Incident Report for The Graph

Update

We are continuing to monitor the changes made for the recent IPFS deployment issues, and the system is now much more reliable. Users have reported successful deployments with fewer retries (2-3 compared to 10-20 previously), and there have been no widespread complaints in the last few hours.

Our SRE team has implemented the following recent enhancements:

- Restarted IPFS with optimized connection settings.
- Modified IPFS endpoints to better manage traffic.
- Created new dashboards to monitor errors and connection timeouts in real-time.
- Reviewed and tweaked rules to ensure community node traffic is handled efficiently.

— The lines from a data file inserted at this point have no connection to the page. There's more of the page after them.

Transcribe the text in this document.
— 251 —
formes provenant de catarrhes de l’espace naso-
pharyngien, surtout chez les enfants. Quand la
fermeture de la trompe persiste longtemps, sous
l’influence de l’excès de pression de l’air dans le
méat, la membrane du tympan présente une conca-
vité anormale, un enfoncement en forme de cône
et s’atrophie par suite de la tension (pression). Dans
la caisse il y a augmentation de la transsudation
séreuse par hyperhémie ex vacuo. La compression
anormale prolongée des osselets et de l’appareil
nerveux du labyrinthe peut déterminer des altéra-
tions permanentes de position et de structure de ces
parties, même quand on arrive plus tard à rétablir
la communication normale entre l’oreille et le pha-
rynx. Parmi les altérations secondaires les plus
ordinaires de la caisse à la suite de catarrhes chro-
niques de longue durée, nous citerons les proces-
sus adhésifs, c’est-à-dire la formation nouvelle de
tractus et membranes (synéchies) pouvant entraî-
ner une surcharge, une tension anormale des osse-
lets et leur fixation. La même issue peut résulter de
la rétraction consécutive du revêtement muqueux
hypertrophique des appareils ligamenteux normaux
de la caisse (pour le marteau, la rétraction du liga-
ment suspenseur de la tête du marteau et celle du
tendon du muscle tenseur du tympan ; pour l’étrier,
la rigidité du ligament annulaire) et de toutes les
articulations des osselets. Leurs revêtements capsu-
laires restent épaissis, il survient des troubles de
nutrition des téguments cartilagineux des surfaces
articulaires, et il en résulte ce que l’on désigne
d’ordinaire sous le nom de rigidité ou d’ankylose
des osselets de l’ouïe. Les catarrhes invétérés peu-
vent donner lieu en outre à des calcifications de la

These changes have led to a noticeable improvement in deployment success rates. However, some users may still experience occasional connection timeouts, which we are actively addressing. We’re continuing to monitor the system closely and will make additional adjustments as needed. If you encounter any issues, please let us know.

Thank you for your patience and support!
Posted May 14, 2025 - 18:23 UTC

Monitoring

We’ve made substantial progress with the recent IPFS deployment issues, and the system is now demonstrating significantly improved reliability.

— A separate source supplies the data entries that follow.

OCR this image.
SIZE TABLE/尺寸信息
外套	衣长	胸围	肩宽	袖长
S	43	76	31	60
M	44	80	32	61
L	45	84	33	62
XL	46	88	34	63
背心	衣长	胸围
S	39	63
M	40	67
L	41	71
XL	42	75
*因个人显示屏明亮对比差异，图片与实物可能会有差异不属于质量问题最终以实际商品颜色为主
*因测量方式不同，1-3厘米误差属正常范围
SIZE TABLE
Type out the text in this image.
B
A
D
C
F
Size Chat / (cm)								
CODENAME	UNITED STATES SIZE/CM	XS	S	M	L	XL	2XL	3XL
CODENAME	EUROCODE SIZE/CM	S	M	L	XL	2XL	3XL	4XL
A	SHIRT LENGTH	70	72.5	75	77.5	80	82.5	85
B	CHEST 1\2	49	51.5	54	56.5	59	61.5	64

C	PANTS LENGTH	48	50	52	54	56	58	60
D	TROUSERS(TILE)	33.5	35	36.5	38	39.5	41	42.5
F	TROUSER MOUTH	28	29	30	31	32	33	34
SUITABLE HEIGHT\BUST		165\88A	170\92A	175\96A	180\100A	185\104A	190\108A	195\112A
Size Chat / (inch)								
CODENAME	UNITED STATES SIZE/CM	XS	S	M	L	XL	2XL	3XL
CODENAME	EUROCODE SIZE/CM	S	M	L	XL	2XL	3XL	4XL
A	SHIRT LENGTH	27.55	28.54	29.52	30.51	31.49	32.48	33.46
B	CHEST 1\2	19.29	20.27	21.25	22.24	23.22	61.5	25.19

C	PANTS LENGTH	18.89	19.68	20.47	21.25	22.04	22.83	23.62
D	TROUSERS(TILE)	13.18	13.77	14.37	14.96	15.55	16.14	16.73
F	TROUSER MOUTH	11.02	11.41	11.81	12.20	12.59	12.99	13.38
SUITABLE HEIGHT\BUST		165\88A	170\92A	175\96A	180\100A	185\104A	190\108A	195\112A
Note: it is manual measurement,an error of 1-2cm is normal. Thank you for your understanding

Our Site Reliability Engineering team has implemented several key enhancements, including:
- Applied targeted rules to block suspicious traffic and reduce system load.
- Upgraded IPFS Kubo on both testnet and mainnet to include critical stability improvements.
- Adjusted nginx connection limits to eliminate "Cannot assign requested address" errors, improving proxy stability.
- Resolved a misconfigured nginx caching rule that was returning incorrect IPFS hashes for different files.

These improvements have resulted in more consistent and successful IPFS deployments. We continue to actively monitor system performance and are working on further optimizations to maintain long-term stability.

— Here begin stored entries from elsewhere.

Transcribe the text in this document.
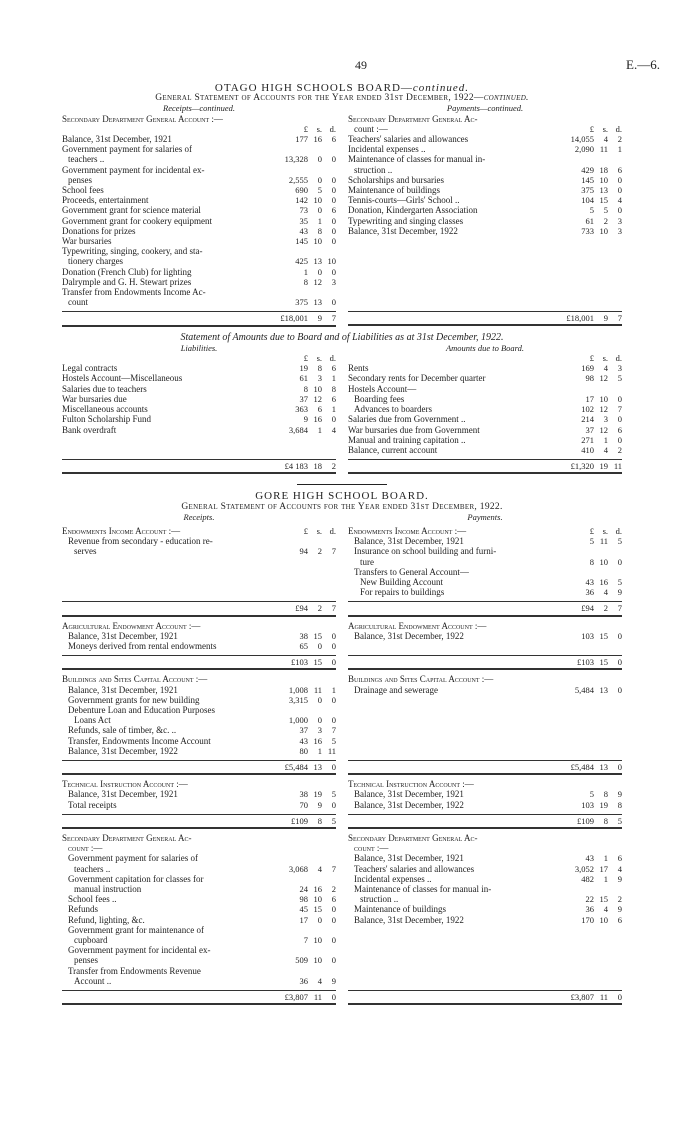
49	E.—6.
OTAGO HIGH SCHOOLS BOARD—continued.
General Statement of Accounts for the Year ended 31st December, 1922—continued.
Receipts—continued.
Secondary Department General Account :—
£	s. d.
Balance, 31st December, 1921	177 16	6
Government payment for salaries of
teachers ..	13,328	0	0
Government payment for incidental ex-
penses	2,555	0	0
School fees	690	5	0
Proceeds, entertainment	142 10	0
Government grant for science material	73	0	6
Government grant for cookery equipment	35	1	0
Donations for prizes	43	8	0
War bursaries	145 10	0
Typewriting, singing, cookery, and sta-
tionery charges	425 13 10
Donation (French Club) for lighting	1	0	0
Dalrymple and G. H. Stewart prizes	8 12	3
Transfer from Endowments Income Ac-
count	375 13	0
£18,001	9	7
Payments—continued.
Secondary Department General Ac-
count :—	£	s. d.
Teachers' salaries and allowances	14,055	4	2
Incidental expenses ..	2,090 11	1
Maintenance of classes for manual in-
struction ..	429 18	6
Scholarships and bursaries	145 10	0
Maintenance of buildings	375 13	0
Tennis-courts—Girls' School ..	104 15	4
Donation, Kindergarten Association	5	5	0
Typewriting and singing classes	61	2	3
Balance, 31st December, 1922	733 10	3
£18,001	9	7
Statement of Amounts due to Board and of Liabilities as at 31st December, 1922.
Liabilities.
£	s. d.
Legal contracts	19	8	6
Hostels Account—Miscellaneous	61	3	1
Salaries due to teachers	8 10	8
War bursaries due	37 12	6
Miscellaneous accounts	363	6	1
Fulton Scholarship Fund	9 16	0
Bank overdraft	3,684	1	4
£4 183 18	2
Amounts due to Board.
£	s. d.
Rents	169	4	3
Secondary rents for December quarter	98 12	5
Hostels Account—
Boarding fees	17 10	0
Advances to boarders	102 12	7
Salaries due from Government ..	214	3	0
War bursaries due from Government	37 12	6
Manual and training capitation ..	271	1	0
Balance, current account	410	4	2
£1,320 19 11
GORE HIGH SCHOOL BOARD.
General Statement of Accounts for the Year ended 31st December, 1922.
Receipts.	Payments.
Endowments Income Account :—	£	s. d.
Revenue from secondary - education re-
serves	94	2	7
£94	2	7
Endowments Income Account :—	£	s. d.
Balance, 31st December, 1921	5 11	5
Insurance on school building and furni-
ture	8 10	0
Transfers to General Account—
New Building Account	43 16	5
For repairs to buildings	36	4	9
£94	2	7
Agricultural Endowment Account :—
Balance, 31st December, 1921	38 15	0
Moneys derived from rental endowments	65	0	0
£103 15	0
Agricultural Endowment Account :—
Balance, 31st December, 1922	103 15	0
£103 15	0
Buildings and Sites Capital Account :—
Balance, 31st December, 1921	1,008 11	1
Government grants for new building	3,315	0	0
Debenture Loan and Education Purposes
Loans Act	1,000	0	0
Refunds, sale of timber, &c. ..	37	3	7
Transfer, Endowments Income Account	43 16	5
Balance, 31st December, 1922	80	1 11
£5,484 13	0
Buildings and Sites Capital Account :—
Drainage and sewerage	5,484 13	0
£5,484 13	0
Technical Instruction Account :—
Balance, 31st December, 1921	38 19	5
Total receipts	70	9	0
£109	8	5
Technical Instruction Account :—
Balance, 31st December, 1921	5	8	9
Balance, 31st December, 1922	103 19	8
£109	8	5
Secondary Department General Ac-
count :—
Government payment for salaries of
teachers ..	3,068	4	7
Government capitation for classes for
manual instruction	24 16	2
School fees ..	98 10	6
Refunds	45 15	0
Refund, lighting, &c.	17	0	0
Government grant for maintenance of
cupboard	7 10	0
Government payment for incidental ex-
penses	509 10	0
Transfer from Endowments Revenue
Account ..	36	4	9
£3,807 11	0
Secondary Department General Ac-
count :—
Balance, 31st December, 1921	43	1	6
Teachers' salaries and allowances	3,052 17	4
Incidental expenses ..	482	1	9
Maintenance of classes for manual in-
struction ..	22 15	2
Maintenance of buildings	36	4	9
Balance, 31st December, 1922	170 10	6
£3,807 11	0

Thank you for your continued patience and support.
Posted May 13, 2025 - 22:42 UTC

Update

We've upgraded our IPFS to address deployment issues caused by memory limits being exceeded. This update includes fixes for resource leaks that were contributing to the problem. We've also blocked several suspicious IP addresses that may have been overloading the system. While IPFS stability has improved, the root issue is not yet fully resolved. We appreciate your continued patience as we work toward a complete fix.
Posted May 12, 2025 - 19:26 UTC

Identified

We're identified an issue in which our internal IPFS proxy's in-memory cache and aggressive retry logic are causing elevated load and intermittent timeouts. Our engineering team is working to implement improved exponential back-off in our fetch workflows and is evaluating more durable / decoupled caching solutions to ensure continued stability. We appreciate your continued patience as we work to resolve this.
Posted May 07, 2025 - 14:29 UTC

Investigating

We are currently investigating the issue. It should work on multiple retries.
Posted May 06, 2025 - 13:20 UTC
This incident affects: Upgrade Indexer - Miscellaneous (IPFS).